The United States is clearly calculating that such trade sanctions will alter Argentina’s cost-benefit analysis. Buenos Aires is set to pay approximately $18 million annually in increased duties as a result of the GSP suspension, far below the $300 million it owes to American corporations from the arbitration awards. Standing alone, the GSP suspension may be an insufficient incentive to comply given that the annual cost in additional duties represents only six percent of one arbitration award. But when the trade sanctions are considered in the context of other measures—such as limiting access to World Bank and Inter-American Development Bank credit and loan facilities or refusing to support the restructuring of Argentina’s $7 billion Paris Club debt—the combined result may nudge Argentina toward compliance, or at least a post-award settlement. The combined approach exposes Argentina to substantial risks, such as limiting its access to credit, altering its credit rating, constricting its export market, and discouraging foreign investment.

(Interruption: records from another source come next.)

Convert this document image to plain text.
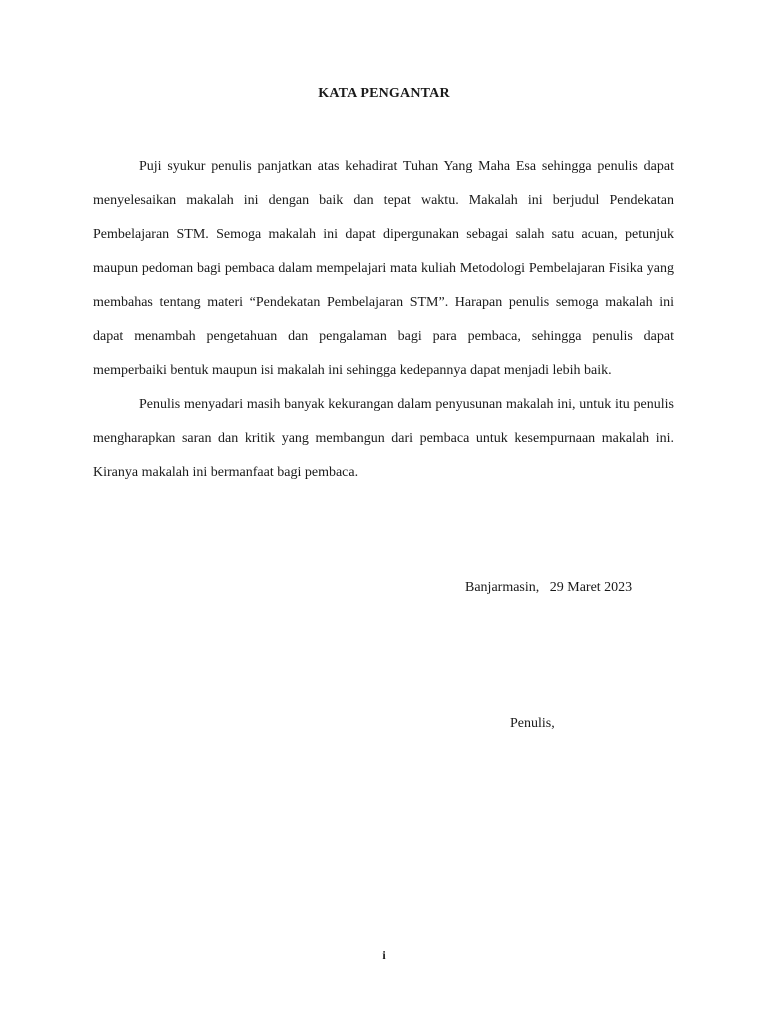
KATA PENGANTAR

Puji syukur penulis panjatkan atas kehadirat Tuhan Yang Maha Esa sehingga penulis dapat menyelesaikan makalah ini dengan baik dan tepat waktu. Makalah ini berjudul Pendekatan Pembelajaran STM. Semoga makalah ini dapat dipergunakan sebagai salah satu acuan, petunjuk maupun pedoman bagi pembaca dalam mempelajari mata kuliah Metodologi Pembelajaran Fisika yang membahas tentang materi “Pendekatan Pembelajaran STM”. Harapan penulis semoga makalah ini dapat menambah pengetahuan dan pengalaman bagi para pembaca, sehingga penulis dapat memperbaiki bentuk maupun isi makalah ini sehingga kedepannya dapat menjadi lebih baik.

Penulis menyadari masih banyak kekurangan dalam penyusunan makalah ini, untuk itu penulis mengharapkan saran dan kritik yang membangun dari pembaca untuk kesempurnaan makalah ini. Kiranya makalah ini bermanfaat bagi pembaca.

Banjarmasin,   29 Maret 2023
Penulis,
i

With the successful campaign to suspend Argentina’s GSP benefits, U.S. corporations are now actively pursuing a similar tactic with respect to other countries. Chevron, in particular, is lobbying the United States Trade Representative to suspend Ecuador’s preferential trade status under the Andean Trade Preference Act (“ATPA”) because of that country’s failure to honor arbitration awards in Chevron’s favor. USTR has warned that Ecuadorian President Rafael Correa that he is in jeopardy of losing ATPA beneficiary status. Ecuador is particularly vulnerable to losing its beneficiary status because the other three ATPA beneficiary countries have already, or soon will no longer be part of the program. The ATPA is unlikely to remain with Ecuador as the sole beneficiary.
The USTR has been reluctant to accept Section 301 petitions when an investor alleges that a host country has expropriated its investment, reasoning that such claims should be pursued in investment arbitration. But if an investor successfully pursues arbitration and still is unable to collect against the host country, the justification for pursuing a Section 301 action is enhanced. The overwhelming majority of Section 301 cases are concerned with foreign trade practices that impede exports or impose impediments to U.S. investments abroad. Section 301 measures almost always are designed with the same objectives as bilateral investment treaties: to benefit the U.S. economy by promoting trade, foreign investment and export opportunities. Therefore, a Section 301 action for refusing to recognize and enforce an arbitration award is plausible.
It appears that the strategy worked. Although one cannot draw a causal connection, in the wake of these trade actions, Argentina settled several ICSID cases, including the cases against American corporations. The United States has announced that Argentina GSP benefits could be restored if Argentina settles the ICSID arbitral awards, but it is doubtful that it will do so while other ICSID claims are pending or not enforced.
Investment arbitration was designed in a manner such that recognition and enforcement of adverse investment awards was presumed. That is not how things have played out, and the Argentina kerfuffle suggests that foreign investors increasingly may pursue trade remedies to secure enforcement of investment arbitration awards.